Estuarine

Estuarine an exhibition at the North Sea Observatory, Chapel St Leonards, Lincolnshire. It is part of GroundWork’s extended programme, bringing new work made in and about this landscape to a local public audience.

Estuarine has been developed through GroundWork’s artist residency programme. The artists share the gallery’s ongoing commitment to environment, ecology and coastal communities.

Through print, painting, mud, foraging, sound and analogue film, the exhibition charts The Wash as a living archive of material, sound, time and ecology.

The exhibition

Estuarine is at The North Sea Observatory, Chapel Point, Chapel St Leonards, Lincolnshire, PE24 5XA

Open daily from 15 – 22 July, 10 – 4

Join us on 22 July, 5..30 – 6.30 for the Finissage and talks by the artists

All free admission

North Sea Observaory has a fabulous cafe https://www.visitlincolnshire.com/things-to-do/north-sea-observatory/

North sea observatory

The Wash

The Wash is a shifting estuary on the east coast of England.

It is fen, salt marsh, mudflat, salt, chalk, tide and deep time. The Wash is a place that refuses to be land or sea.

Estuarine gathers four artists whose practices meet at that edge. Together they chart The Wash not as landscape, but as living archive.

Caroline Forward

Caroline Forward

Caroline Forward paints with oil and cold wax, exploring constant change and erosion in a shifting shoreline. Her paintings of shifting, eroding coastal geology, are created with layers of oil and cold wax in a process which hides, reveals, adds and subtracts. They embody a sense of memory and history, holding the passing of tides, seasons, and land loss in the coastal chalk edge at the Hunstanton area of the Wash.
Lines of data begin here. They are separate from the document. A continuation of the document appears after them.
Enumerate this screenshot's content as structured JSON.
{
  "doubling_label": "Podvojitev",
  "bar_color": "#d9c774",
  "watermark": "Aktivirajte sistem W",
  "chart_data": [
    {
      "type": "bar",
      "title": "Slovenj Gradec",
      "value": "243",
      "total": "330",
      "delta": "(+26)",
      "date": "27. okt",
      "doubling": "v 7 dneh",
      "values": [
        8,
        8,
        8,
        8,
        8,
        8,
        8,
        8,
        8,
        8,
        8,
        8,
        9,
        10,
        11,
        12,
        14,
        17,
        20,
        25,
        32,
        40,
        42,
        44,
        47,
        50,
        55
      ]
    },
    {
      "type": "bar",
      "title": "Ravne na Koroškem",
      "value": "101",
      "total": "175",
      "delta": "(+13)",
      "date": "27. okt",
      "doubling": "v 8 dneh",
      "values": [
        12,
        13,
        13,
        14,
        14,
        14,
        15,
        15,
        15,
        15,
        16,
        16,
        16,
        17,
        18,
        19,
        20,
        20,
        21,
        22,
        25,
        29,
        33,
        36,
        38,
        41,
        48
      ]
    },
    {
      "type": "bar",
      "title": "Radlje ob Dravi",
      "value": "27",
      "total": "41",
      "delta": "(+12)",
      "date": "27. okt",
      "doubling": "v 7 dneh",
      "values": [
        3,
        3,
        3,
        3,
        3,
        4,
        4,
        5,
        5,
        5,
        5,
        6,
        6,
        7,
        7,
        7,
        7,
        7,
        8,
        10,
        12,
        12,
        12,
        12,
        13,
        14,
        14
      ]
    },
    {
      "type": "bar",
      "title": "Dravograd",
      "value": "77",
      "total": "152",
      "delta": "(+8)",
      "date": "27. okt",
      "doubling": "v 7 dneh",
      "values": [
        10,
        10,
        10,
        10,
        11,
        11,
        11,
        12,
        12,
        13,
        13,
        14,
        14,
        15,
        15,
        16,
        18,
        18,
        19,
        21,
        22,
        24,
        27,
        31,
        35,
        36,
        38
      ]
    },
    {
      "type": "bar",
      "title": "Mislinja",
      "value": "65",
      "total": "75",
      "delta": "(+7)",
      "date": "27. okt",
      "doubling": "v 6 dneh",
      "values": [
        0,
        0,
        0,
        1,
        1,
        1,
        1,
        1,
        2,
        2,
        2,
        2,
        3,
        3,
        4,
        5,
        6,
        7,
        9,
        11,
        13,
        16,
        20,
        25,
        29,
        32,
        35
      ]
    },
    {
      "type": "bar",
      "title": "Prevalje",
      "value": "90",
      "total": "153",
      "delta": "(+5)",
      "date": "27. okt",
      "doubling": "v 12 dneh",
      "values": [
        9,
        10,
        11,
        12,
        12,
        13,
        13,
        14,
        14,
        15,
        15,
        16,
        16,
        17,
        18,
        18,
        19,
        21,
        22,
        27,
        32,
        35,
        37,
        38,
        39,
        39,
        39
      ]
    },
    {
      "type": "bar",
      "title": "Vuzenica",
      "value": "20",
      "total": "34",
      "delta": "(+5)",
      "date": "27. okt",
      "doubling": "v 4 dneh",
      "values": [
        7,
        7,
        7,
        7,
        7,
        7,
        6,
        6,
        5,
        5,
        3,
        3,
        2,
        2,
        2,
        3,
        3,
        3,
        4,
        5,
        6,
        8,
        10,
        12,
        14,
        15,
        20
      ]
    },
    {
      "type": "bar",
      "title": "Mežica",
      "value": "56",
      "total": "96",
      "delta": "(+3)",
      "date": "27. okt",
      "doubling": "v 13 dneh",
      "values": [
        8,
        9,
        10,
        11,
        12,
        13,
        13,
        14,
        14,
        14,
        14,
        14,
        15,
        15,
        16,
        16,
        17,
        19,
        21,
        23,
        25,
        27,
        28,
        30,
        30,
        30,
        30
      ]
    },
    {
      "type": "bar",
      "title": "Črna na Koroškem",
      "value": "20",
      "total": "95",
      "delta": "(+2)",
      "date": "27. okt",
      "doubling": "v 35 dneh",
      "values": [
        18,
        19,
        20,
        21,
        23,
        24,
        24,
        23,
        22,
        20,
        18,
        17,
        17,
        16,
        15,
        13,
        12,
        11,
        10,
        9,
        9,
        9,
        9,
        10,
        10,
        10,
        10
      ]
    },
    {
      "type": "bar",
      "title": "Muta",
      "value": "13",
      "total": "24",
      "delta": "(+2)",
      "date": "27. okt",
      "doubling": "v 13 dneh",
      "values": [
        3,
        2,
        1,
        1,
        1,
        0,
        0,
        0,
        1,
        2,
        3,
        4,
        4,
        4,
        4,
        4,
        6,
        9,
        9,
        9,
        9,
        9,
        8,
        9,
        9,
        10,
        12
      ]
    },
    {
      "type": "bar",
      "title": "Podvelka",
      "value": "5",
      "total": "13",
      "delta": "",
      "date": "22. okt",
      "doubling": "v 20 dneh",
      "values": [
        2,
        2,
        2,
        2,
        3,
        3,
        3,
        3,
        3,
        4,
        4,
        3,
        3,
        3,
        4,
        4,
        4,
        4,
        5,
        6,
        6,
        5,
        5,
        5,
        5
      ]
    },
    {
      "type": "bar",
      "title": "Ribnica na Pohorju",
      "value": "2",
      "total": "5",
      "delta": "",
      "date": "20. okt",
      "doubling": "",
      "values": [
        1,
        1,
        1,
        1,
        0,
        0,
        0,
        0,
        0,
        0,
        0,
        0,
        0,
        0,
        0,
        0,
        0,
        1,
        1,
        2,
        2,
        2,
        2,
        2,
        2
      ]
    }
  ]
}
These paintings are a response to her time with Groundwork Gallery’s artist in residency program Fluid Earth in 2025, the experience of which continues to impact and inform her work. 

Rebecca Hearle

Rebecca Hearle

Rebecca Hearle listens in the field to all forms of water, then creates prints that combine with her own experience. l Field observations and tidal text become layered prints: maps of the estuary made through sound, rhythm and language of the North Sea.

Helen Kilbride

Helen Kilbride

 

Helen creates queer ecologies of salt marsh and water held on celluloid. Helen is a filmmaker working in analogue film-making techniques with Super 8  film. Centring queer ecology, her films are made on location in the salt marsh . Water, light and celluloid become a record of bodies and habitats that exist outside straight histories.

Liz McGowan

Liz McGowan Chthon

Liz McGowan works with salt marsh mud, slick, liquid, shifting. She is constantly experimental, exploring what the material does, how it moves, and investigating and affecting our relationship with it.